Bu şuurun gerekliliği sadece turizm konusuyla irtibatlı değildir. Çünkü yozlaşma ve bozulma unsurları ülkenize birçok şekillerde gelebiliyor. Kitabıyla, gazetesiyle, televizyonuyla, sinemasıyla, futboluyla… Hatta kendi ülkenizde yerli kumaştan ürettiğiniz kıyafetle bile gelebiliyor. Çünkü siz, Türkiye’de kıyafet üretiyorsunuz ama üzerine İngilizce bir yazı veya yabancı bir figür koyuyorsunuz. Yahut hiçbir şey koymasanız bile tamamen o kültürün mahsulü olan tarzda elbiseler dikiyorsunuz. Bu sebepten milli benliği yeniden inşa edecek hakiki anlamda millî bir eğitim her alanda gerekiyor.

Yüzakı: Bu, hadisenin ahlaki boyutu… Bir de ekonomik boyut var. Çünkü turizmin teşvik edilip yaygınlaştırılmasında daha çok ekonomik gerekçeler öne sürülüyor. Sizce ülke ekonomisinin turizme dayalı, olarak oluşturulması doğru mudur?

Ali KÖSE: Turizme çok fazla yatırım yapmak sağlıklı bir ekonomik büyüme sağlamaz. Yani ayakları yere basan bir yatırım şekli değildir bu. Fakat son senelerde maalesef bu alana çok fazla yatırım yapıldı ve yapılmaya da devam ediliyor.

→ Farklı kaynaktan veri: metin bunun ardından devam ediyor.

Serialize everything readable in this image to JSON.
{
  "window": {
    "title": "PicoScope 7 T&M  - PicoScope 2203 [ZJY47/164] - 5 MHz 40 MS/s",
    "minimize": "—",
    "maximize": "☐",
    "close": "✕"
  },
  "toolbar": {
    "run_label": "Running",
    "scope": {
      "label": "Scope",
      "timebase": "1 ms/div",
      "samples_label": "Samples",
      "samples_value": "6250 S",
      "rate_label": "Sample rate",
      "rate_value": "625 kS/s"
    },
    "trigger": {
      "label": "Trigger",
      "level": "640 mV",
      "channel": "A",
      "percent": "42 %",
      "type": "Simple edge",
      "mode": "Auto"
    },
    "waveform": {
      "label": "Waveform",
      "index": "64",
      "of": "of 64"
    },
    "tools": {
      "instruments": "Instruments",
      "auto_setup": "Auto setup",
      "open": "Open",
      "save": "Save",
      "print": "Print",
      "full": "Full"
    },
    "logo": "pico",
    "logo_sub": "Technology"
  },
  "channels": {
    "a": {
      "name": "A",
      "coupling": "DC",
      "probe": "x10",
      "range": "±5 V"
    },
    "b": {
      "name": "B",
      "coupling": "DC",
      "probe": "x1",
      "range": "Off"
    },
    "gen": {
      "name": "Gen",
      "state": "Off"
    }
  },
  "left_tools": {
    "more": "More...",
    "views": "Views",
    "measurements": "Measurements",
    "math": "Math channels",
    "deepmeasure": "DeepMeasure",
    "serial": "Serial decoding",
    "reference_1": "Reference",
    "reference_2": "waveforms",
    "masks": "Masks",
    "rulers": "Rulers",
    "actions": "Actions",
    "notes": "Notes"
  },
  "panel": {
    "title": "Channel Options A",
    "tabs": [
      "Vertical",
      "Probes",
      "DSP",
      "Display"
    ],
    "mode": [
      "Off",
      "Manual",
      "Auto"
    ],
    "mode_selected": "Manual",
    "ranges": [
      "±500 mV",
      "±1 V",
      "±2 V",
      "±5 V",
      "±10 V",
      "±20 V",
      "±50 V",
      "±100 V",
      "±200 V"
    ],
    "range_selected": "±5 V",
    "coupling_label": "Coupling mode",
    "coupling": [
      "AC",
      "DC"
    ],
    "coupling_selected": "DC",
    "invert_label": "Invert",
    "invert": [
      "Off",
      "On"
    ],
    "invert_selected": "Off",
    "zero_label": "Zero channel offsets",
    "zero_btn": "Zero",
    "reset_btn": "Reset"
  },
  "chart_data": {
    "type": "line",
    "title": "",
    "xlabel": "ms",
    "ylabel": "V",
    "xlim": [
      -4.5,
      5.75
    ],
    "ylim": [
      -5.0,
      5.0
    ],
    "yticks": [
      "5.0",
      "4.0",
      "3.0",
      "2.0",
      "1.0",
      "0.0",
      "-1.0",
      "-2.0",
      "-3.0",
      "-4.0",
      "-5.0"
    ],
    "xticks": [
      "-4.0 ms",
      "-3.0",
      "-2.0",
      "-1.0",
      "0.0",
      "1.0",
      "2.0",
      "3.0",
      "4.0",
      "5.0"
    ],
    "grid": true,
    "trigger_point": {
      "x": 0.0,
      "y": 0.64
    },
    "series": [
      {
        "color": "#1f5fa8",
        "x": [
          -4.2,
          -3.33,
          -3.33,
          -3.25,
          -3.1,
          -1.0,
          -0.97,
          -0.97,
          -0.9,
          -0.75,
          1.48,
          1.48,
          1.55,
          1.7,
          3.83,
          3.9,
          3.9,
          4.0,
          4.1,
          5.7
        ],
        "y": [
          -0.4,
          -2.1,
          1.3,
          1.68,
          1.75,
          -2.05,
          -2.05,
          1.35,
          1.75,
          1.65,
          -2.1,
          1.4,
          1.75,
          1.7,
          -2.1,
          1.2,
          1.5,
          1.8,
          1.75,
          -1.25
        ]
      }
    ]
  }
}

Ülkemiz, tabii ve kültürel imkanları açısından turizme elverişli… Ama bunun doğru bir şekilde değerlendirilmesi gerekiyor. Turizm bir yan gelir olarak ülkenin ekonomisine katkıda bulunur. Ama bir ülkenin ekonomisini doğrudan ona dayandırarak şekillendirmek çok yanlış olur. Bu, ekonominin ülke harici unsurlara dayandırılması anlamına gelir. Yani dışa bağımlılığın bir başka şeklidir. Bunun doğurabileceği mahzurların örneklerini geçmişte yaşadık. Mesela; Körfez Savaşı çıktı, güneydeki ve Ege’deki bütün tatil beldelerinde rezervasyonlar iptal edildi. Bu da geçimini turizme bağlamış olan bölge halkını ve yatırımcısını ekonomik anlamda felç etti. Birileri birkaç yerde bomba patlattı, yine aynı sıkıntı yaşandı. Bu hadiselerin halka yansıtılış şekli, zamanı ve dozu büyük ölçüde medya tarafından belirlendiği için ekonomisini turizme bağlamış ülkeler, milletlerarası arenada medya gücünü elinde bulunduran ülkelere bağımlı hale geliyor.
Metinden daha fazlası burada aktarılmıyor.